Edin Hamidović

Personal information
- Date of birth: 27 November 1993 (age 32)
- Place of birth: Huskvarna, Sweden
- Height: 1.83 m (6 ft 0 in)
- Position: Striker

Team information
- Current team: Husqvarna FF
- Number: 10

Youth career
- IFK Öxnehaga
- IK Tord
- 2009–2012: Jönköpings Södra IF

Senior career*
- Years: Team / Apps / (Gls)
- 2013: Jönköpings Södra IF / 2 / (1)
- 2014: Skövde AIK / 23 / (11)
- 2015: Motala AIF / 22 / (6)
- 2016–2017: Husqvarna FF / 42 / (26)
- 2018: GAIS / 30 / (11)
- 2019–2020: Jönköpings Södra IF / 54 / (26)
- 2021: Ankara Keçiörengücü / 8 / (0)
- 2021–2022: Jönköpings Södra IF / 39 / (6)
- 2023: Utsiktens BK / 13 / (1)
- 2024: Aiolikos / 4 / (2)
- 2025: Haninge / 11 / (3)
- 2025–: Husqvarna FF / 15 / (4)

= Edin Hamidović =

Swedish association football player

Edin Hamidović (born 27 November 1993) is a Swedish professional footballer who plays as a forward for Husqvarna FF.

== Career ==
Hamidović started playing football at age six. He played for IFK Öxenhaga and IK Tord before he moved to Jönköping Södra when he was 15. He made his senior debut for the club on 24 August 2013 in a game against Ängelholms FF in Superettan. In his second game for the club he scored his first goal, winning the match for Jönköping, in a 1–0 win over GAIS.

=== Division 1 ===
After not getting a renewed contract Hamidović signed for Skövde AIK in Division 1 Södra, the third tier of Swedish football, ahead of the 2014 season. There he went on to score 11 goals in 23 games but couldn't help his side avoid relegation.

On 5 December 2014 Hamidović signed for Motala AIF in Division 1 Norra. There he played mainly as an attacking midfielder and scored 6 and assisted 6 in 22 games but again couldn't save his team from relegation as they finished on last place.

In 2016 he signed a two-year contract with Husqvarna FF and played 17 games and scored 6 goals in his first season as his side finished sixth in the table.

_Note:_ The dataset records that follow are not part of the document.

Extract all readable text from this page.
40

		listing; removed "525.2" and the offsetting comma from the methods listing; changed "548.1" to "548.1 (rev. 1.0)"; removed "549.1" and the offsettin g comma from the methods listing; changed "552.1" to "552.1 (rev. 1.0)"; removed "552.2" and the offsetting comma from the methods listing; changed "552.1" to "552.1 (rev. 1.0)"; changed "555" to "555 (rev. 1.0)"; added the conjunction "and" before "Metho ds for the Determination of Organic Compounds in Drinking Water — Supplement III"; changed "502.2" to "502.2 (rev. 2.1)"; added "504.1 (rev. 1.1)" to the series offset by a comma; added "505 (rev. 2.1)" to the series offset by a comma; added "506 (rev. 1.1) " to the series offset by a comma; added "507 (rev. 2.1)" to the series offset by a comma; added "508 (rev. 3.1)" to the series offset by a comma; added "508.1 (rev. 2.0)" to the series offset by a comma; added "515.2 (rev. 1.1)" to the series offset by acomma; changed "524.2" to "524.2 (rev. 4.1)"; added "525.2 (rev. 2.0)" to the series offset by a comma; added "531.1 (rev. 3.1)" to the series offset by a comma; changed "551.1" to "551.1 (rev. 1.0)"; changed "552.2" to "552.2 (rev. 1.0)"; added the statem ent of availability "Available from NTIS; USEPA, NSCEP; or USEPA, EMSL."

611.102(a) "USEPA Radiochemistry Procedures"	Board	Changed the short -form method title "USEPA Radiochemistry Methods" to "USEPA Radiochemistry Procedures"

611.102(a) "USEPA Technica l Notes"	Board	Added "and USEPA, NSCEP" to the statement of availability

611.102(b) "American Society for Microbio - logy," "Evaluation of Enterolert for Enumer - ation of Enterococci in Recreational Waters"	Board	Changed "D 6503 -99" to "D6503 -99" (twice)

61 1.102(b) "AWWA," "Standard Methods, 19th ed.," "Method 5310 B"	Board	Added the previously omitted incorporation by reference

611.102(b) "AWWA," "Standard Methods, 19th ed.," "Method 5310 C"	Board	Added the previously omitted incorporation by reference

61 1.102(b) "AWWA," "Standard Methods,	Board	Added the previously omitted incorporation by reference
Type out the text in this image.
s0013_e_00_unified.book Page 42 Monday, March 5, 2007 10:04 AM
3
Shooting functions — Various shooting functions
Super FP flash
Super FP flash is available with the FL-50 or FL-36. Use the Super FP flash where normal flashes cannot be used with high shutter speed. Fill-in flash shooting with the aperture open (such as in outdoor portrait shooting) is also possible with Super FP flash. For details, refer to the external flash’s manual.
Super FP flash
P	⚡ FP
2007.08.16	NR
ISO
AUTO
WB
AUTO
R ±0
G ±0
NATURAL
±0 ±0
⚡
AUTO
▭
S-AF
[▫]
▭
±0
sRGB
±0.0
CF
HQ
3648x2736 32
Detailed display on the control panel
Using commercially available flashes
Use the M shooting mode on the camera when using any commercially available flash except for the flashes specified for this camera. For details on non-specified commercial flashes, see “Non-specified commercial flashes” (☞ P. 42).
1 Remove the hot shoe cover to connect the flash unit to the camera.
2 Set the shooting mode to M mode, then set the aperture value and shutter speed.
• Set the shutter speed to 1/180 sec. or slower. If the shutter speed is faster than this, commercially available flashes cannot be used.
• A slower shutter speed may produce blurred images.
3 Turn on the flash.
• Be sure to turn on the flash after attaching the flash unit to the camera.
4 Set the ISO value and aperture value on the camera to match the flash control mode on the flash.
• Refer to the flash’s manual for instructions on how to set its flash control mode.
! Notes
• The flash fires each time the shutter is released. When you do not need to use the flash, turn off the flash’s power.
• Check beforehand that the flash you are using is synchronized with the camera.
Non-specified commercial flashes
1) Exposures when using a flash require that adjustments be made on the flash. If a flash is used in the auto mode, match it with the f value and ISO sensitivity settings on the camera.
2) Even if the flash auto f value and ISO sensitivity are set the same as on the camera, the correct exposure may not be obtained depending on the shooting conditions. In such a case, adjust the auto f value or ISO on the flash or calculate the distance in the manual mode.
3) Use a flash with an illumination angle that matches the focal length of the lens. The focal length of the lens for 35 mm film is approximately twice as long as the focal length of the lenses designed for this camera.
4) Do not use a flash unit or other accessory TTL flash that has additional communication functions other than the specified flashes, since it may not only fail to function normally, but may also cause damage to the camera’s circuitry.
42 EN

The following season Hamidović had scored 11 goals after just 12 games which drew interest from Superettan side GAIS. He signed a two-year deal with the club on 3 August 2017 but wouldn't join them until after the season. Hamidovic went on to score 20 goals in 25 games for Husqvarna that season, becoming the second best goalscorer in the league.

=== GAIS ===
He joined GAIS on 1 January 2018. He made his debut for the club against Allsvenskan side IF Elfsborg in the group stage of the 2017–18 Svenska Cupen and scored a goal as he helped his side to an unexpected 3–2 victory. The success continued when he scored two goals in the second match against Hammarby IF in a game that ended 3–3. In the last game GAIS won the group as he scored another two goals in a comfortable 4–0 win over Vasalunds IF. Hamidović played the full 90 minutes in the quarter-final in a 1–0 loss against Östersunds FK. He became the top scorer of the 2017–18 Svenska Cupen with 7 goals, two of them scored with Husqvarna FF.

He scored 11 goals and played all 30 games for GAIS in the 2018 Superettan season where they finished 10th.

==Personal life==
Born in Sweden, Hamidović is of Bosnian descent.